Young and Beautiful

Year: 2013
Production Co: Mandarin Films
Director: François Ozon
Writer: François Ozon
Cast: Marine Vacth, Géraldine Pailhas, Frédéric Pierrot

Oh to be a French film director, the only occupation where you can fetishise attractive young women, have them take their clothes off as much as possible and still be accepted as a legitimate artist.

Such is the lot of François Ozon, and despite the high filmmaking quality in Young and Beautiful, it's one of those European arthouse films that makes you wonder if the entire movement isn't having a lend of you, portraying such an artistic style even though it's just grot.

Whatever the intent of Ozon and his pervy contemporaries, it's a new twist on the old erotic story of the sexual coming of age of the young woman. The winsome Isabelle (Marine Vacth) is 17 and on holiday with her parents in an idyllic seaside resort when she loses her virginity to the eager but bumbling German boyfriend who's been courting her.

After the holiday we cut immediately to Isabelle's life back in Paris where she's a student and a call girl, meeting men old enough to be her grandfather in plush hotels. The leap from innocent ingénue to working girl isn't explained until much later, but Isabelle doesn't seem to feel much during her professional couplings, instead learning how to fake pleasure and excitement from Internet porn.

It's when a regular client dies on the job that she freaks out, leaving him dead in the hotel room and fleeing, losing whatever taste she had for her secret life in the process.

But she's not smart or stealthy enough to circumvent the security cameras and the police, and soon her secret is out to her mother Sylvie (Géraldine Pailhas), who's heartbroken, wondering where she went wrong even though she and the kid's stepfather have given Isabelle and her younger brother a comfortable upbringing full of love.

The fall-out is a 180-degree turn from what we traditionally know of sex in French films – that it's to be enjoyed for its own sake and that there needn't be consequences. In this case, Isabelle soon finds that she's like a IED everyone's afraid will go off.

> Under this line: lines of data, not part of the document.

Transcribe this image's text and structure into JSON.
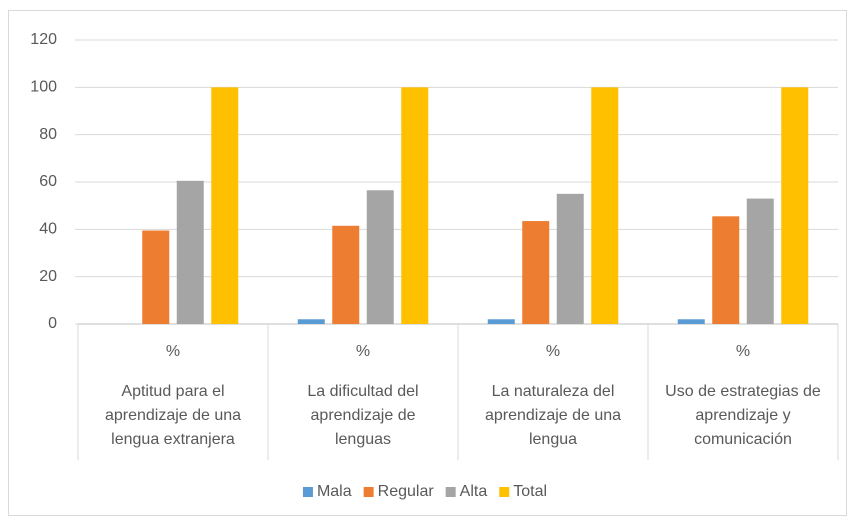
{
  "chart_data": {
    "type": "bar",
    "categories": [
      [
        "Aptitud para el",
        "aprendizaje de una",
        "lengua extranjera"
      ],
      [
        "La dificultad del",
        "aprendizaje de",
        "lenguas"
      ],
      [
        "La naturaleza del",
        "aprendizaje de una",
        "lengua"
      ],
      [
        "Uso de estrategias de",
        "aprendizaje y",
        "comunicación"
      ]
    ],
    "sub_categories": [
      "%",
      "%",
      "%",
      "%"
    ],
    "series": [
      {
        "name": "Mala",
        "color": "#5b9bd5",
        "values": [
          0,
          2,
          2,
          2
        ]
      },
      {
        "name": "Regular",
        "color": "#ed7d31",
        "values": [
          39.5,
          41.5,
          43.5,
          45.5
        ]
      },
      {
        "name": "Alta",
        "color": "#a5a5a5",
        "values": [
          60.5,
          56.5,
          55,
          53
        ]
      },
      {
        "name": "Total",
        "color": "#ffc000",
        "values": [
          100,
          100,
          100,
          100
        ]
      }
    ],
    "ylim": [
      0,
      120
    ],
    "yticks": [
      0,
      20,
      40,
      60,
      80,
      100,
      120
    ],
    "grid": true,
    "legend": "bottom"
  }
}
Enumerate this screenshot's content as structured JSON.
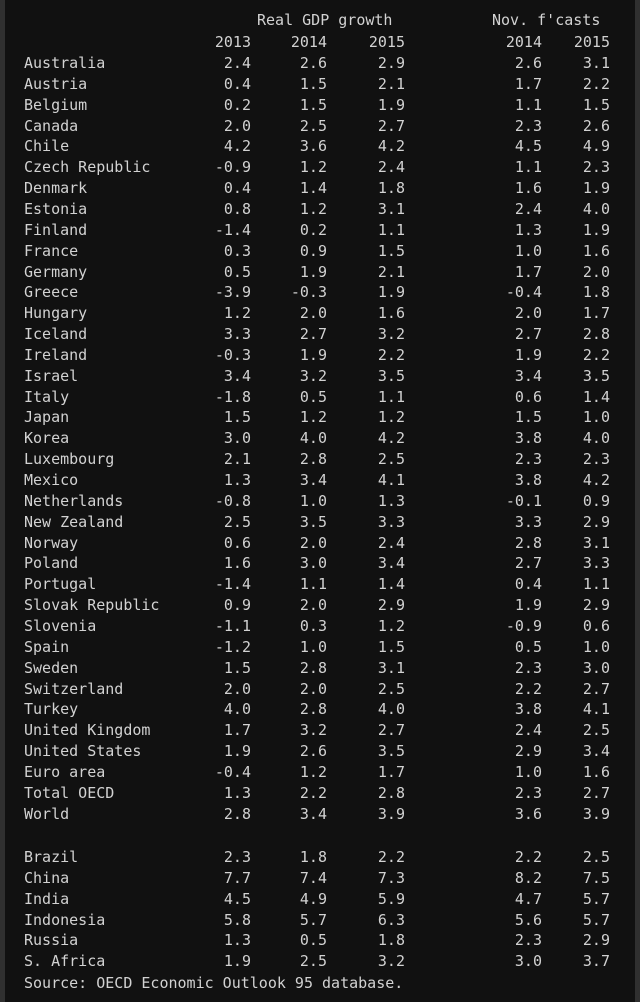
{
  "headers": {
    "group1": "Real GDP growth",
    "group2": "Nov. f'casts",
    "years1": [
      "2013",
      "2014",
      "2015"
    ],
    "years2": [
      "2014",
      "2015"
    ]
  },
  "rows": [
    {
      "country": "Australia",
      "v": [
        "2.4",
        "2.6",
        "2.9",
        "2.6",
        "3.1"
      ]
    },
    {
      "country": "Austria",
      "v": [
        "0.4",
        "1.5",
        "2.1",
        "1.7",
        "2.2"
      ]
    },
    {
      "country": "Belgium",
      "v": [
        "0.2",
        "1.5",
        "1.9",
        "1.1",
        "1.5"
      ]
    },
    {
      "country": "Canada",
      "v": [
        "2.0",
        "2.5",
        "2.7",
        "2.3",
        "2.6"
      ]
    },
    {
      "country": "Chile",
      "v": [
        "4.2",
        "3.6",
        "4.2",
        "4.5",
        "4.9"
      ]
    },
    {
      "country": "Czech Republic",
      "v": [
        "-0.9",
        "1.2",
        "2.4",
        "1.1",
        "2.3"
      ]
    },
    {
      "country": "Denmark",
      "v": [
        "0.4",
        "1.4",
        "1.8",
        "1.6",
        "1.9"
      ]
    },
    {
      "country": "Estonia",
      "v": [
        "0.8",
        "1.2",
        "3.1",
        "2.4",
        "4.0"
      ]
    },
    {
      "country": "Finland",
      "v": [
        "-1.4",
        "0.2",
        "1.1",
        "1.3",
        "1.9"
      ]
    },
    {
      "country": "France",
      "v": [
        "0.3",
        "0.9",
        "1.5",
        "1.0",
        "1.6"
      ]
    },
    {
      "country": "Germany",
      "v": [
        "0.5",
        "1.9",
        "2.1",
        "1.7",
        "2.0"
      ]
    },
    {
      "country": "Greece",
      "v": [
        "-3.9",
        "-0.3",
        "1.9",
        "-0.4",
        "1.8"
      ]
    },
    {
      "country": "Hungary",
      "v": [
        "1.2",
        "2.0",
        "1.6",
        "2.0",
        "1.7"
      ]
    },
    {
      "country": "Iceland",
      "v": [
        "3.3",
        "2.7",
        "3.2",
        "2.7",
        "2.8"
      ]
    },
    {
      "country": "Ireland",
      "v": [
        "-0.3",
        "1.9",
        "2.2",
        "1.9",
        "2.2"
      ]
    },
    {
      "country": "Israel",
      "v": [
        "3.4",
        "3.2",
        "3.5",
        "3.4",
        "3.5"
      ]
    },
    {
      "country": "Italy",
      "v": [
        "-1.8",
        "0.5",
        "1.1",
        "0.6",
        "1.4"
      ]
    },
    {
      "country": "Japan",
      "v": [
        "1.5",
        "1.2",
        "1.2",
        "1.5",
        "1.0"
      ]
    },
    {
      "country": "Korea",
      "v": [
        "3.0",
        "4.0",
        "4.2",
        "3.8",
        "4.0"
      ]
    },
    {
      "country": "Luxembourg",
      "v": [
        "2.1",
        "2.8",
        "2.5",
        "2.3",
        "2.3"
      ]
    },
    {
      "country": "Mexico",
      "v": [
        "1.3",
        "3.4",
        "4.1",
        "3.8",
        "4.2"
      ]
    },
    {
      "country": "Netherlands",
      "v": [
        "-0.8",
        "1.0",
        "1.3",
        "-0.1",
        "0.9"
      ]
    },
    {
      "country": "New Zealand",
      "v": [
        "2.5",
        "3.5",
        "3.3",
        "3.3",
        "2.9"
      ]
    },
    {
      "country": "Norway",
      "v": [
        "0.6",
        "2.0",
        "2.4",
        "2.8",
        "3.1"
      ]
    },
    {
      "country": "Poland",
      "v": [
        "1.6",
        "3.0",
        "3.4",
        "2.7",
        "3.3"
      ]
    },
    {
      "country": "Portugal",
      "v": [
        "-1.4",
        "1.1",
        "1.4",
        "0.4",
        "1.1"
      ]
    },
    {
      "country": "Slovak Republic",
      "v": [
        "0.9",
        "2.0",
        "2.9",
        "1.9",
        "2.9"
      ]
    },
    {
      "country": "Slovenia",
      "v": [
        "-1.1",
        "0.3",
        "1.2",
        "-0.9",
        "0.6"
      ]
    },
    {
      "country": "Spain",
      "v": [
        "-1.2",
        "1.0",
        "1.5",
        "0.5",
        "1.0"
      ]
    },
    {
      "country": "Sweden",
      "v": [
        "1.5",
        "2.8",
        "3.1",
        "2.3",
        "3.0"
      ]
    },
    {
      "country": "Switzerland",
      "v": [
        "2.0",
        "2.0",
        "2.5",
        "2.2",
        "2.7"
      ]
    },
    {
      "country": "Turkey",
      "v": [
        "4.0",
        "2.8",
        "4.0",
        "3.8",
        "4.1"
      ]
    },
    {
      "country": "United Kingdom",
      "v": [
        "1.7",
        "3.2",
        "2.7",
        "2.4",
        "2.5"
      ]
    },
    {
      "country": "United States",
      "v": [
        "1.9",
        "2.6",
        "3.5",
        "2.9",
        "3.4"
      ]
    },
    {
      "country": "Euro area",
      "v": [
        "-0.4",
        "1.2",
        "1.7",
        "1.0",
        "1.6"
      ]
    },
    {
      "country": "Total OECD",
      "v": [
        "1.3",
        "2.2",
        "2.8",
        "2.3",
        "2.7"
      ]
    },
    {
      "country": "World",
      "v": [
        "2.8",
        "3.4",
        "3.9",
        "3.6",
        "3.9"
      ]
    }
  ],
  "rows2": [
    {
      "country": "Brazil",
      "v": [
        "2.3",
        "1.8",
        "2.2",
        "2.2",
        "2.5"
      ]
    },
    {
      "country": "China",
      "v": [
        "7.7",
        "7.4",
        "7.3",
        "8.2",
        "7.5"
      ]
    },
    {
      "country": "India",
      "v": [
        "4.5",
        "4.9",
        "5.9",
        "4.7",
        "5.7"
      ]
    },
    {
      "country": "Indonesia",
      "v": [
        "5.8",
        "5.7",
        "6.3",
        "5.6",
        "5.7"
      ]
    },
    {
      "country": "Russia",
      "v": [
        "1.3",
        "0.5",
        "1.8",
        "2.3",
        "2.9"
      ]
    },
    {
      "country": "S. Africa",
      "v": [
        "1.9",
        "2.5",
        "3.2",
        "3.0",
        "3.7"
      ]
    }
  ],
  "source": "Source: OECD Economic Outlook 95 database."
}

When the Dad of family friends makes to drive her home after she's been babysitting for them, the mother suddenly insists on taking Isabelle home herself, obviously worried the girl is a slut who can't help but seduce any man she's alone with after what's been revealed about her.

The same thing grows even more tragic when Sylvie comes across Isabelle and her step father laughing and joking conspiratorially and suddenly feels she can't even trust her daughter around her own husband.

The entire ending of Isabelle meeting the wife of the man who died in her arms is a step too far – it seems Ozon just wanted to find a role for Charlotte Rampling after working with her so successfully so many times before.

By contrast, Vacth seems to have been cast because of her attractiveness and willingness to disrobe. Her role doesn't call for much emotion or even expression, and she doesn't seem the sort to be able to muster it if it did.

Like the best films of its type, it continues to raise questions after it's over (what's the nature of the power women have over men? Should it be used for commercial gain? How young is too young to start using it? Do women gain it before they gain the tools adulthood brings to control or deploy it?), but if you want you can just relax and enjoy the spoils of the thankfully liberal French artistic class and its acceptance of – almost a demand for – sex and nudity.